The FDA will continue its efforts to find alternative medical device sterilization methods to ethylene oxide (EO), even though a major EO plant is slated to reopen.
Yesterday, medtech sterilization company Sterigenics and the state of Illinois announced they had reached a proposed consent agreement to reopen a plant in Willowbrook, Ill., which the state shut down in February, citing excessive emissions of EO, a carcinogenic gas. The plant had sterilized millions of devices annually — 594 types of devices, according to the FDA, including sutures, clamps, knives, stents and needles.
If approved by DuPage County Circuit Court judge, the consent agreement would resolve all current litigation between the state attorney general’s office, the DuPage County state attorney’s office and Sterigenics.
Sterigenics submitted plans in June to the Illinois Environmental Protection Agency (EPA) for emissions control and reduction upgrades to meet stricter standards imposed by a new state law. The measures Sterigenics has proposed would exceed standards set by a new state law passed in June, according to the company. Illinois state officials would have to approve the Willowbrook plant upgrades before it could reopen.
The proposed consent agreement came just two days after the FDA announced it wants public input on alternatives to EO and on reducing EO emissions. With an EO plant owned by Viant in Grand Rapids, Mich. slated to close sometime this year and stiffer regulations due from the federal EPA, the FDA said it will continue to pursue EO alternatives and measures to reduce EO use in medtech sterilization.
“The FDA continues to monitor the supply of devices sterilized in facilities that have closed or that may close and is paying special attention to life-saving, life-sustaining and critical devices,” the agency said in an email to Medical Design & Outsourcing. “Furthermore, the FDA continues to take steps to ensure that hospitals, health care providers and patients have access to medical devices that are safely and effectively sterilized and encourages participation in our two Innovation Challenges. These challenges recognize the need to reduce exposure of the public to ethylene oxide emissions and to develop innovative ways to address this concern while attending to the need for safe and effective sterilization methods. FDA believes that there is merit in encouraging development of new types of sterilization processes as well as improving the efficiency and capacities of existing processes to improve availability of sterile devices and promote public health.”
The possibility of stricter regulations on EO could hit the medtech industry hard, as it is used to sterilize 56% of medical devices, according to the trade group AdvaMed. The medtech industry has also been researching methods of reducing and removing EO emissions, including wet and dry scrubbers, catalytic and thermal oxidizers, and water barriers, as EO is water-soluble, according to AdvaMed chief lobbyist Greg Crist.

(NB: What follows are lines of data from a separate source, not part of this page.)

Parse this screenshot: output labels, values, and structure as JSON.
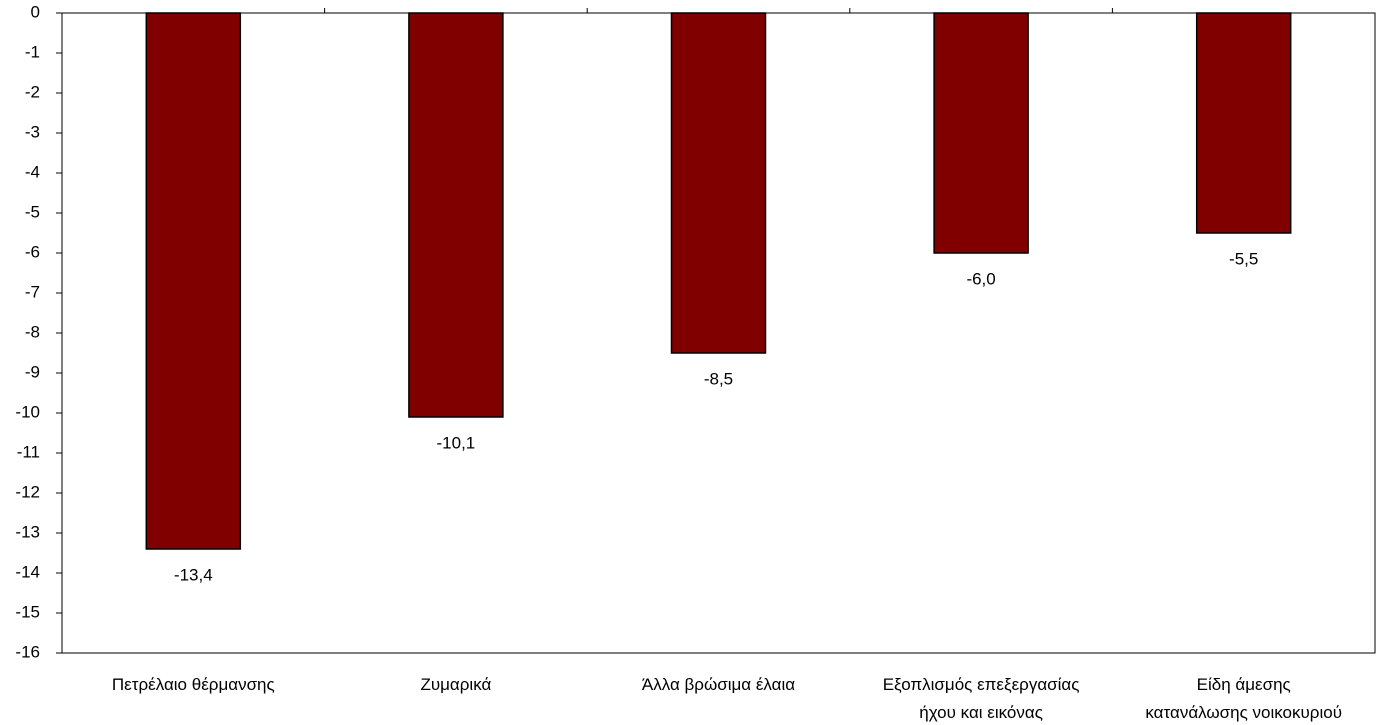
{
  "chart_data": {
    "type": "bar",
    "categories": [
      "Πετρέλαιο θέρμανσης",
      "Ζυμαρικά",
      "Άλλα βρώσιμα έλαια",
      "Εξοπλισμός επεξεργασίας\nήχου και εικόνας",
      "Είδη άμεσης\nκατανάλωσης νοικοκυριού"
    ],
    "values": [
      -13.4,
      -10.1,
      -8.5,
      -6.0,
      -5.5
    ],
    "value_labels": [
      "-13,4",
      "-10,1",
      "-8,5",
      "-6,0",
      "-5,5"
    ],
    "color": "#800000",
    "ylim": [
      -16,
      0
    ],
    "yticks": [
      0,
      -1,
      -2,
      -3,
      -4,
      -5,
      -6,
      -7,
      -8,
      -9,
      -10,
      -11,
      -12,
      -13,
      -14,
      -15,
      -16
    ]
  }
}
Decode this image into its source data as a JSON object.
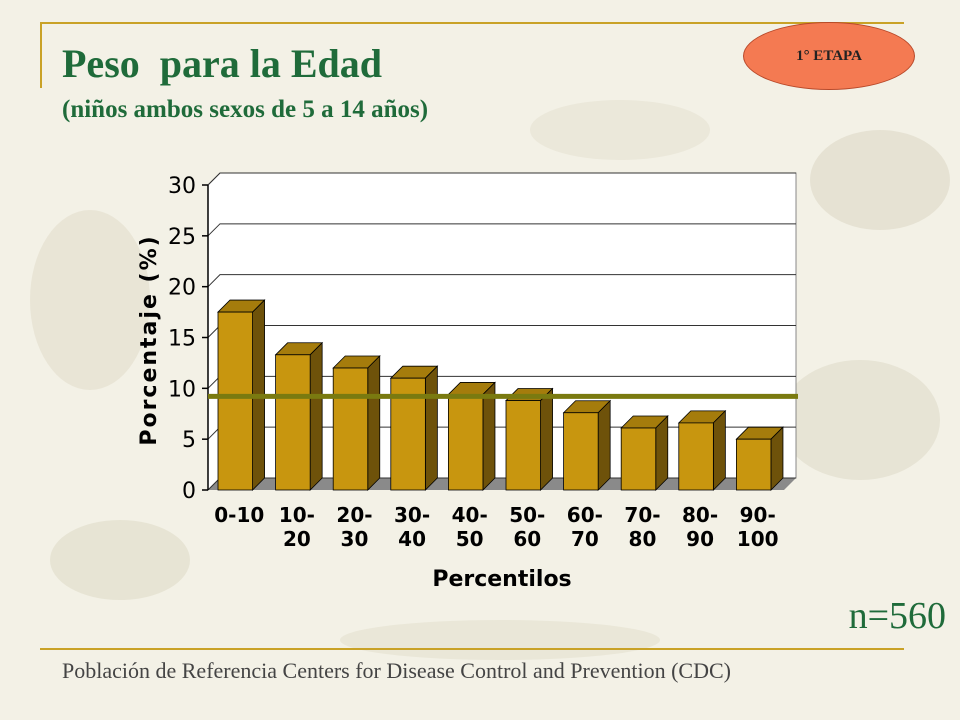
{
  "slide": {
    "title": "Peso  para la Edad",
    "subtitle": "(niños ambos sexos de 5 a 14 años)",
    "badge": "1° ETAPA",
    "sample_size": "n=560",
    "footer": "Población de Referencia Centers for Disease Control and Prevention (CDC)"
  },
  "colors": {
    "title": "#1f6b3a",
    "badge": "#f47a52",
    "bar_front": "#c8960f",
    "bar_side": "#6e520a",
    "bar_top": "#a57c0c",
    "reference_line": "#7a7a10",
    "accent_line": "#c9a227"
  },
  "chart_data": {
    "type": "bar",
    "categories": [
      "0-10",
      "10-\n20",
      "20-\n30",
      "30-\n40",
      "40-\n50",
      "50-\n60",
      "60-\n70",
      "70-\n80",
      "80-\n90",
      "90-\n100"
    ],
    "values": [
      17.5,
      13.3,
      12.0,
      11.0,
      9.4,
      8.8,
      7.6,
      6.1,
      6.6,
      5.0
    ],
    "xlabel": "Percentilos",
    "ylabel": "Porcentaje (%)",
    "ylim": [
      0,
      30
    ],
    "yticks": [
      0,
      5,
      10,
      15,
      20,
      25,
      30
    ],
    "reference_line": 10,
    "grid": true
  }
}
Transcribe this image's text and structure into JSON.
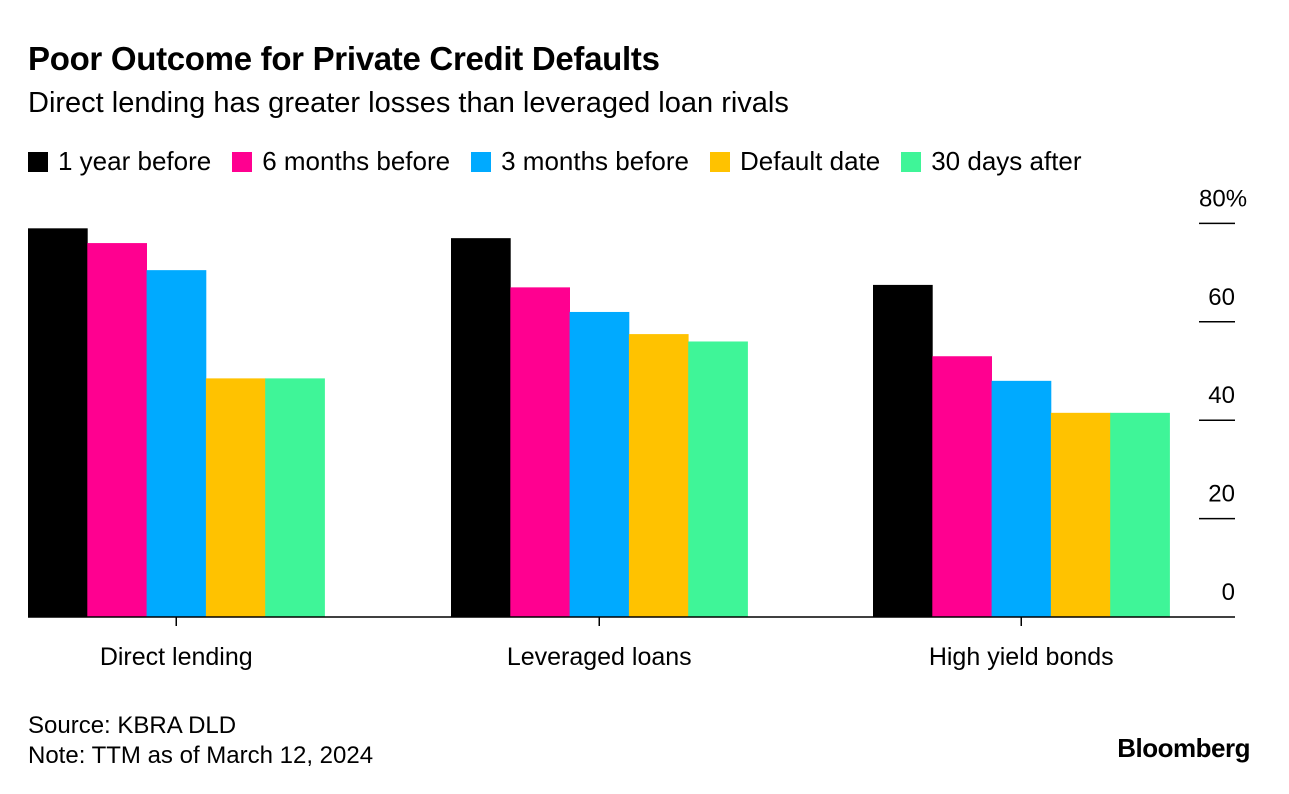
{
  "header": {
    "title": "Poor Outcome for Private Credit Defaults",
    "subtitle": "Direct lending has greater losses than leveraged loan rivals"
  },
  "chart_data": {
    "type": "bar",
    "categories": [
      "Direct lending",
      "Leveraged loans",
      "High yield bonds"
    ],
    "series": [
      {
        "name": "1 year before",
        "color": "#000000",
        "values": [
          79,
          77,
          67.5
        ]
      },
      {
        "name": "6 months before",
        "color": "#ff0090",
        "values": [
          76,
          67,
          53
        ]
      },
      {
        "name": "3 months before",
        "color": "#00aaff",
        "values": [
          70.5,
          62,
          48
        ]
      },
      {
        "name": "Default date",
        "color": "#ffc200",
        "values": [
          48.5,
          57.5,
          41.5
        ]
      },
      {
        "name": "30 days after",
        "color": "#3ff598",
        "values": [
          48.5,
          56,
          41.5
        ]
      }
    ],
    "y_ticks": [
      "0",
      "20",
      "40",
      "60",
      "80%"
    ],
    "ylim": [
      0,
      80
    ],
    "legend_position": "top",
    "grid": false
  },
  "footer": {
    "source": "Source: KBRA DLD",
    "note": "Note: TTM as of March 12, 2024",
    "brand": "Bloomberg"
  }
}
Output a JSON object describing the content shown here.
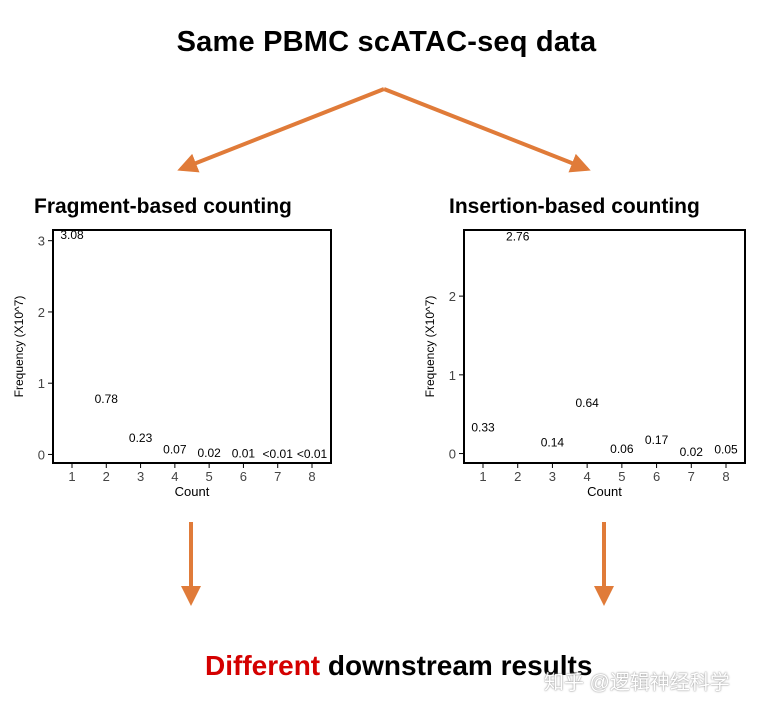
{
  "title": "Same PBMC scATAC-seq data",
  "colors": {
    "arrow": "#e07b39",
    "highlight": "#d40000"
  },
  "bottom": {
    "highlight": "Different",
    "rest": "downstream results"
  },
  "watermark": "知乎 @逻辑神经科学",
  "chart_data": [
    {
      "type": "bar",
      "title": "Fragment-based counting",
      "xlabel": "Count",
      "ylabel": "Frequency (X10^7)",
      "categories": [
        "1",
        "2",
        "3",
        "4",
        "5",
        "6",
        "7",
        "8"
      ],
      "values": [
        3.08,
        0.78,
        0.23,
        0.07,
        0.02,
        0.01,
        0.005,
        0.005
      ],
      "labels": [
        "3.08",
        "0.78",
        "0.23",
        "0.07",
        "0.02",
        "0.01",
        "<0.01",
        "<0.01"
      ],
      "yticks": [
        0,
        1,
        2,
        3
      ],
      "ylim": [
        -0.12,
        3.15
      ],
      "grid": false
    },
    {
      "type": "bar",
      "title": "Insertion-based counting",
      "xlabel": "Count",
      "ylabel": "Frequency (X10^7)",
      "categories": [
        "1",
        "2",
        "3",
        "4",
        "5",
        "6",
        "7",
        "8"
      ],
      "values": [
        0.33,
        2.76,
        0.14,
        0.64,
        0.06,
        0.17,
        0.02,
        0.05
      ],
      "labels": [
        "0.33",
        "2.76",
        "0.14",
        "0.64",
        "0.06",
        "0.17",
        "0.02",
        "0.05"
      ],
      "yticks": [
        0,
        1,
        2
      ],
      "ylim": [
        -0.12,
        2.84
      ],
      "grid": false
    }
  ]
}
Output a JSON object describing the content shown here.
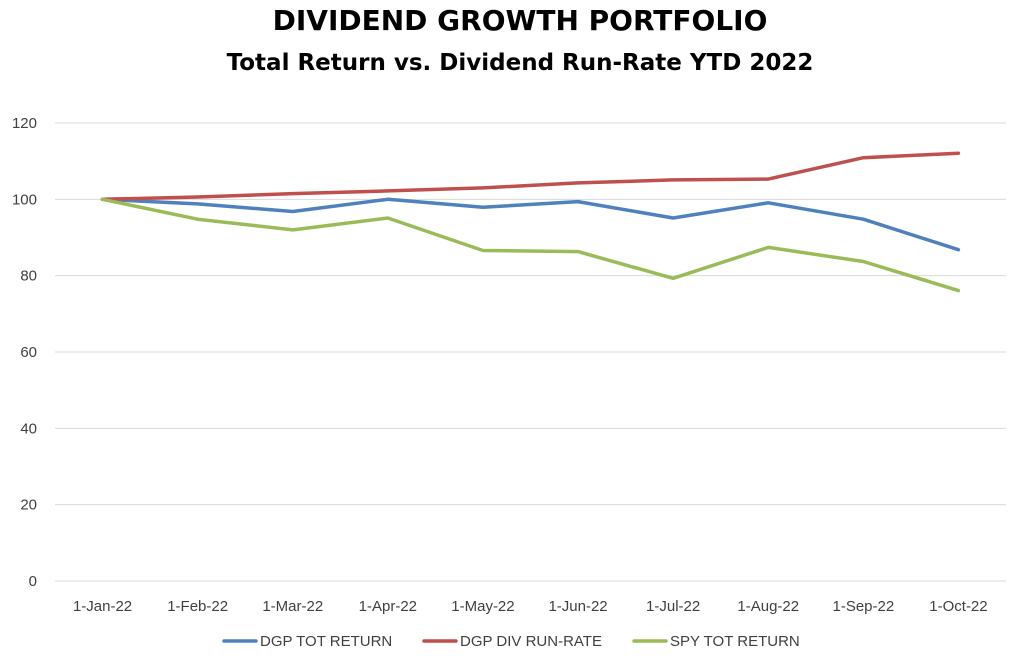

Ethylene oxide is a colorless, odorless gas primarily used in the production of several industrial chemicals, the most notable of which is ethylene glycol, according to the U.S. Occupational Safety and Health Administration. It is popular for medtech sterilization because it works at low temperatures and can penetrate device packaging, speeding the process and keeping costs down.
Current alternatives to EO include nitrogen dioxide, another low-temperature, gaseous sterilization method, and vapor-based peracetic acid. Another low-temperature option, gamma sterilization, can alter the chemical makeup of some devices, making them brittle and discoloring them, according to David Gilbert, EO sterilization consulting study director for Nelson Laboratories. Gamma may also compromise some electronic components’ functions, he added.